Has your husband ever said something that instantly provoked you to respond with an angry remark? I know it’s happened to me a time or two, and you know, maybe in a logical, worldly sense, it was justified, but in the Spirit, it is never justified.
 Really listen, make sure that you are actually hearing what they said, and not just what your emotions believe they said. A lot of the time, we react to something we thought was intended to offend, when in reality, it was just a harmless remark.
We need to be slow to anger, and learn to control our emotions. More times than I can count, I have let my emotions dictate what comes out of my mouth, and really, what came out, certainly wasn’t godly. But a wise woman, she knows how to choose her words wisely. She keeps her mouth shut, even when every part of her wants to explode.
Believe me, getting angry, and running your mouth doesn’t fix anything. It may feel satisfying in that moment, but that quickly fades, and all that is left is a bigger wall between you and your husband.
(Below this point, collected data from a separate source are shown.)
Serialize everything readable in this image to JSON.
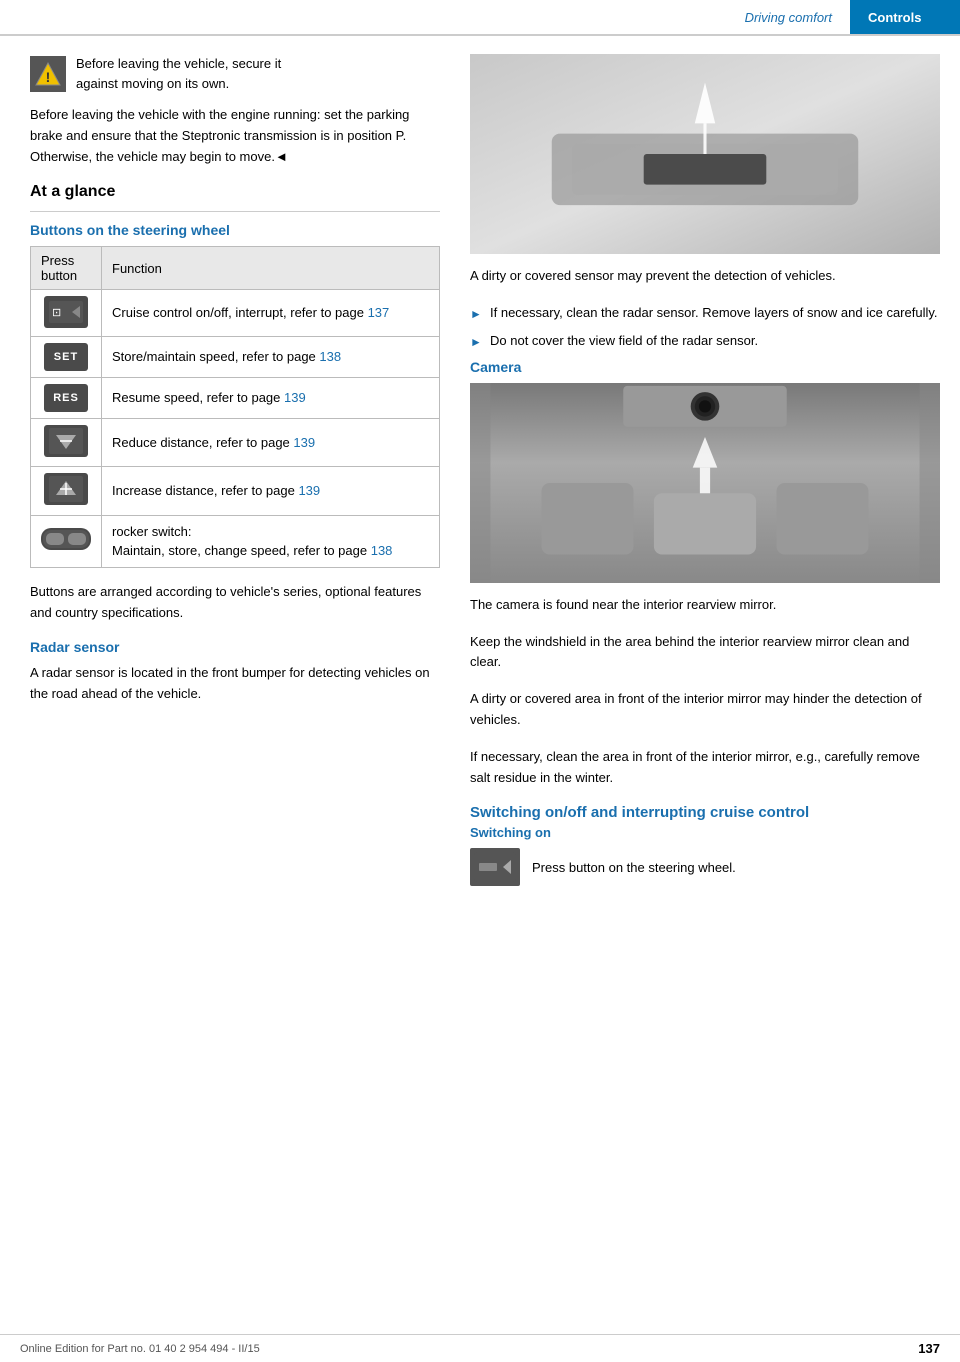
{
  "header": {
    "driving_comfort": "Driving comfort",
    "controls": "Controls"
  },
  "warning": {
    "text_line1": "Before leaving the vehicle, secure it",
    "text_line2": "against moving on its own."
  },
  "body_warning": "Before leaving the vehicle with the engine running: set the parking brake and ensure that the Steptronic transmission is in position P. Otherwise, the vehicle may begin to move.◄",
  "at_a_glance": {
    "heading": "At a glance"
  },
  "steering_table": {
    "heading": "Buttons on the steering wheel",
    "col1": "Press button",
    "col2": "Function",
    "rows": [
      {
        "btn_label": "cruise",
        "function_text": "Cruise control on/off, interrupt, refer to page ",
        "page_ref": "137"
      },
      {
        "btn_label": "SET",
        "function_text": "Store/maintain speed, refer to page ",
        "page_ref": "138"
      },
      {
        "btn_label": "RES",
        "function_text": "Resume speed, refer to page ",
        "page_ref": "139"
      },
      {
        "btn_label": "reduce",
        "function_text": "Reduce distance, refer to page ",
        "page_ref": "139"
      },
      {
        "btn_label": "increase",
        "function_text": "Increase distance, refer to page ",
        "page_ref": "139"
      },
      {
        "btn_label": "rocker",
        "function_text1": "rocker switch:",
        "function_text2": "Maintain, store, change speed, refer to page ",
        "page_ref": "138"
      }
    ]
  },
  "buttons_note": "Buttons are arranged according to vehicle's series, optional features and country specifications.",
  "radar_sensor": {
    "heading": "Radar sensor",
    "text": "A radar sensor is located in the front bumper for detecting vehicles on the road ahead of the vehicle.",
    "dirty_sensor_text": "A dirty or covered sensor may prevent the detection of vehicles.",
    "bullets": [
      "If necessary, clean the radar sensor. Remove layers of snow and ice carefully.",
      "Do not cover the view field of the radar sensor."
    ]
  },
  "camera": {
    "heading": "Camera",
    "text1": "The camera is found near the interior rearview mirror.",
    "text2": "Keep the windshield in the area behind the interior rearview mirror clean and clear.",
    "text3": "A dirty or covered area in front of the interior mirror may hinder the detection of vehicles.",
    "text4": "If necessary, clean the area in front of the interior mirror, e.g., carefully remove salt residue in the winter."
  },
  "switching": {
    "main_heading": "Switching on/off and interrupting cruise control",
    "sub_heading": "Switching on",
    "press_text": "Press button on the steering wheel."
  },
  "footer": {
    "text": "Online Edition for Part no. 01 40 2 954 494 - II/15",
    "page": "137"
  }
}
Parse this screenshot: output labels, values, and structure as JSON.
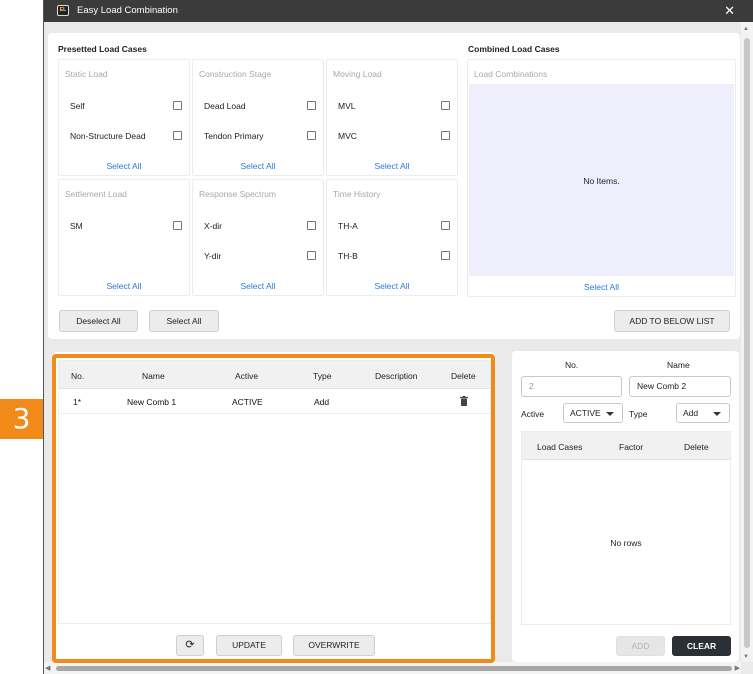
{
  "step_badge": "3",
  "window": {
    "title": "Easy Load Combination",
    "app_icon_text": "EL"
  },
  "presetted": {
    "title": "Presetted Load Cases",
    "select_all_label": "Select All",
    "groups": [
      {
        "title": "Static Load",
        "items": [
          "Self",
          "Non-Structure Dead"
        ]
      },
      {
        "title": "Construction Stage",
        "items": [
          "Dead Load",
          "Tendon Primary"
        ]
      },
      {
        "title": "Moving Load",
        "items": [
          "MVL",
          "MVC"
        ]
      },
      {
        "title": "Settlement Load",
        "items": [
          "SM"
        ]
      },
      {
        "title": "Response Spectrum",
        "items": [
          "X-dir",
          "Y-dir"
        ]
      },
      {
        "title": "Time History",
        "items": [
          "TH-A",
          "TH-B"
        ]
      }
    ]
  },
  "combined": {
    "title": "Combined Load Cases",
    "list_title": "Load Combinations",
    "empty_text": "No Items.",
    "select_all_label": "Select All"
  },
  "top_buttons": {
    "deselect_all": "Deselect All",
    "select_all": "Select All",
    "add_to_list": "ADD TO BELOW LIST"
  },
  "comb_table": {
    "headers": [
      "No.",
      "Name",
      "Active",
      "Type",
      "Description",
      "Delete"
    ],
    "rows": [
      {
        "no": "1*",
        "name": "New Comb 1",
        "active": "ACTIVE",
        "type": "Add",
        "description": ""
      }
    ]
  },
  "bottom_buttons": {
    "update": "UPDATE",
    "overwrite": "OVERWRITE"
  },
  "editor": {
    "no_label": "No.",
    "name_label": "Name",
    "no_value": "2",
    "name_value": "New Comb 2",
    "active_label": "Active",
    "active_value": "ACTIVE",
    "type_label": "Type",
    "type_value": "Add",
    "headers": [
      "Load Cases",
      "Factor",
      "Delete"
    ],
    "empty_text": "No rows",
    "add_label": "ADD",
    "clear_label": "CLEAR"
  },
  "colors": {
    "accent_orange": "#f28a19",
    "link_blue": "#2a7ad6",
    "dark_button": "#2b2f36",
    "list_bg": "#efeefd"
  }
}
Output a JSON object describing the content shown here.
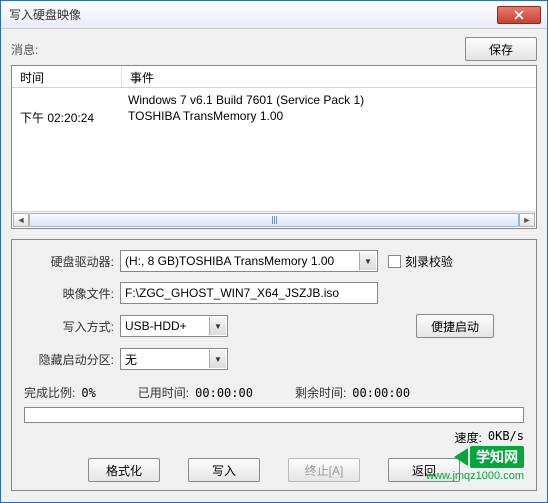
{
  "window": {
    "title": "写入硬盘映像"
  },
  "messages": {
    "label": "消息:",
    "save_button": "保存"
  },
  "table": {
    "headers": {
      "time": "时间",
      "event": "事件"
    },
    "rows": [
      {
        "time": "",
        "event": "Windows 7 v6.1 Build 7601 (Service Pack 1)"
      },
      {
        "time": "下午 02:20:24",
        "event": "TOSHIBA TransMemory    1.00"
      }
    ]
  },
  "form": {
    "drive_label": "硬盘驱动器:",
    "drive_value": "(H:, 8 GB)TOSHIBA TransMemory    1.00",
    "verify_label": "刻录校验",
    "image_label": "映像文件:",
    "image_value": "F:\\ZGC_GHOST_WIN7_X64_JSZJB.iso",
    "write_mode_label": "写入方式:",
    "write_mode_value": "USB-HDD+",
    "quick_boot_button": "便捷启动",
    "hidden_partition_label": "隐藏启动分区:",
    "hidden_partition_value": "无"
  },
  "stats": {
    "percent_label": "完成比例:",
    "percent_value": "0%",
    "elapsed_label": "已用时间:",
    "elapsed_value": "00:00:00",
    "remaining_label": "剩余时间:",
    "remaining_value": "00:00:00",
    "speed_label": "速度:",
    "speed_value": "0KB/s"
  },
  "buttons": {
    "format": "格式化",
    "write": "写入",
    "abort": "终止[A]",
    "back": "返回"
  },
  "watermark": {
    "text": "学知网",
    "url": "www.jmqz1000.com"
  }
}
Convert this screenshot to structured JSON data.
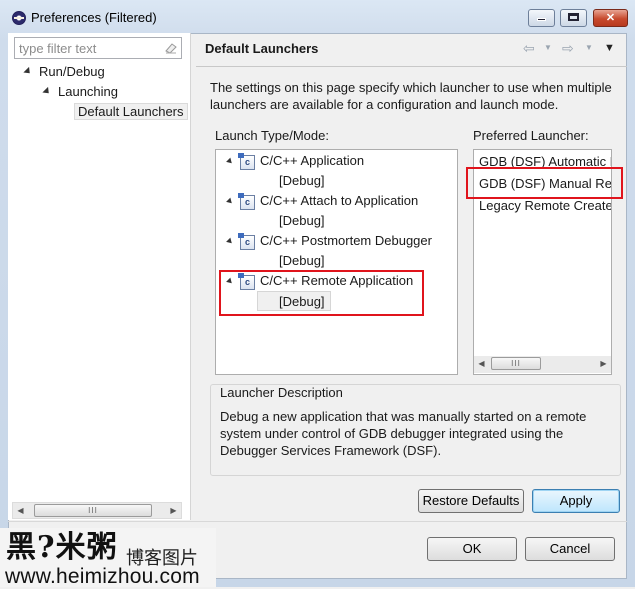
{
  "window": {
    "title": "Preferences (Filtered)",
    "minimize_glyph": "",
    "maximize_glyph": "",
    "close_glyph": "✕"
  },
  "sidebar": {
    "filter_placeholder": "type filter text",
    "filter_value": "",
    "tree": [
      {
        "label": "Run/Debug",
        "level": 0,
        "expanded": true
      },
      {
        "label": "Launching",
        "level": 1,
        "expanded": true
      },
      {
        "label": "Default Launchers",
        "level": 2,
        "selected": true
      }
    ],
    "scroll_thumb_glyph": "III"
  },
  "page": {
    "title": "Default Launchers",
    "nav": {
      "back": "⇦",
      "forward": "⇨",
      "menu": "▼"
    },
    "description": "The settings on this page specify which launcher to use when multiple launchers are available for a configuration and launch mode.",
    "launch_type_label": "Launch Type/Mode:",
    "preferred_label": "Preferred Launcher:",
    "launch_types": [
      {
        "label": "C/C++ Application",
        "mode": "[Debug]"
      },
      {
        "label": "C/C++ Attach to Application",
        "mode": "[Debug]"
      },
      {
        "label": "C/C++ Postmortem Debugger",
        "mode": "[Debug]"
      },
      {
        "label": "C/C++ Remote Application",
        "mode": "[Debug]",
        "highlighted": true
      }
    ],
    "type_icon_letter": "c",
    "launchers": [
      {
        "label": "GDB (DSF) Automatic R"
      },
      {
        "label": "GDB (DSF) Manual Ren",
        "highlighted": true
      },
      {
        "label": "Legacy Remote Create"
      }
    ],
    "launcher_scroll_thumb_glyph": "III",
    "launcher_description_title": "Launcher Description",
    "launcher_description": "Debug a new application that was manually started on a remote system under control of GDB debugger integrated using the Debugger Services Framework (DSF).",
    "restore_defaults_label": "Restore Defaults",
    "apply_label": "Apply"
  },
  "footer": {
    "ok_label": "OK",
    "cancel_label": "Cancel"
  },
  "watermark": {
    "logo": "黑?米粥",
    "tagline": "博客图片",
    "url": "www.heimizhou.com"
  },
  "colors": {
    "highlight_box": "#e0141c",
    "title_bar": "#dbe7f4",
    "default_button": "#bee6fd"
  }
}
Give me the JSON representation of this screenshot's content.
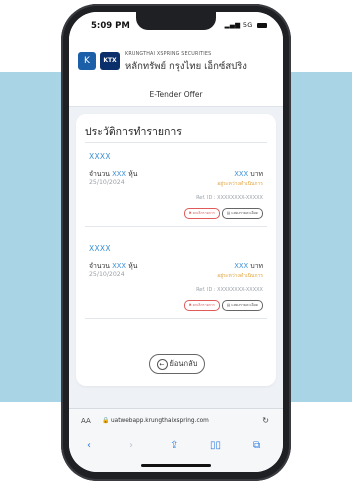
{
  "status_bar": {
    "time": "5:09 PM",
    "signal": "5G"
  },
  "brand": {
    "logo_mark": "K",
    "logo_ktx": "KTX",
    "name_en": "KRUNGTHAI XSPRING SECURITIES",
    "name_th": "หลักทรัพย์ กรุงไทย เอ็กซ์สปริง"
  },
  "page": {
    "header": "E-Tender Offer",
    "title": "ประวัติการทำรายการ"
  },
  "transactions": [
    {
      "code": "XXXX",
      "qty_prefix": "จำนวน",
      "qty_value": "XXX",
      "qty_unit": "หุ้น",
      "amount_value": "XXX",
      "amount_unit": "บาท",
      "date": "25/10/2024",
      "status": "อยู่ระหว่างดำเนินการ",
      "ref": "Ref. ID : XXXXXXXX-XXXXX",
      "cancel_label": "ยกเลิกรายการ",
      "detail_label": "แสดงรายละเอียด"
    },
    {
      "code": "XXXX",
      "qty_prefix": "จำนวน",
      "qty_value": "XXX",
      "qty_unit": "หุ้น",
      "amount_value": "XXX",
      "amount_unit": "บาท",
      "date": "25/10/2024",
      "status": "อยู่ระหว่างดำเนินการ",
      "ref": "Ref. ID : XXXXXXXX-XXXXX",
      "cancel_label": "ยกเลิกรายการ",
      "detail_label": "แสดงรายละเอียด"
    }
  ],
  "back_button": {
    "label": "ย้อนกลับ",
    "icon": "back-arrow-icon"
  },
  "browser": {
    "aa": "AA",
    "url": "uatwebapp.krungthaixspring.com",
    "icons": [
      "lock-icon",
      "reload-icon",
      "back-icon",
      "forward-icon",
      "share-icon",
      "bookmarks-icon",
      "tabs-icon"
    ]
  },
  "colors": {
    "accent": "#3b8fd8",
    "status_pending": "#e0a23a",
    "cancel": "#e05a5a",
    "backdrop": "#a9d4e6",
    "frame": "#1f2024"
  }
}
3. Do Not Be Argumentative.

It is better to dwell in the corner of the housetop, than with a brawling woman and in a wide house. 
-Proverbs 25:24

It looks like Solomon was another man that liked to run into the bathroom or garage to get a way from his yelling wife.
Don’t argue just to argue. Don’t always insist on proving your point, or on getting your way. We’ve all done it, probably a lot more than we care to say, but we need to quit the nonsense. Yes, I’m sure 98% of the time, we were right (wink wink), but honestly, who cares? There’s no bonus or trophy given to the person who can yell the loudest or argue the longest. The Lord won’t bless us for “winning” the battle with our spouse, no, He’ll bless us for showing grace, humility, and kindness.
We may have every reason in the world to argue or to pick a fight with our husbands, but trust that there won’t ever be a reason good enough in the eyes of The Lord to justify it. Let’s learn to keep our pride out of our marriage.

4. Be Submissive

 Wives, submit yourselves unto your own husbands, as unto the Lord.-Ephesians 5:22

Learning to be submissive is not an easy task in a society that idolizes the independent woman, and ridicules the obedient wife. Continuously, we are being told to “do it our own way”, to “not let a man control us”, and to “do all that we can to be equal with them”. Well, the reality is, we’re not equal. Now, I am not saying we are lesser beings, but we are different, and we were created for different reasons.
We are meant to be a support to our husbands. We are not meant to reign superior over them, but to come alongside them as their help mate. We are called to obey our husbands, and to submit to their decisions. Does that mean we don’t ever get an opinion or a say? No, we are allowed to offer our opinions and our advice, but our husbands have the final say.
I know that this command can stir up a lot of emotion. It’s not easy to give the control over to someone else, we all struggle with that in one way or another, but that’s where trust comes in.. not only trust in your husband but more than that, trust in The Lord.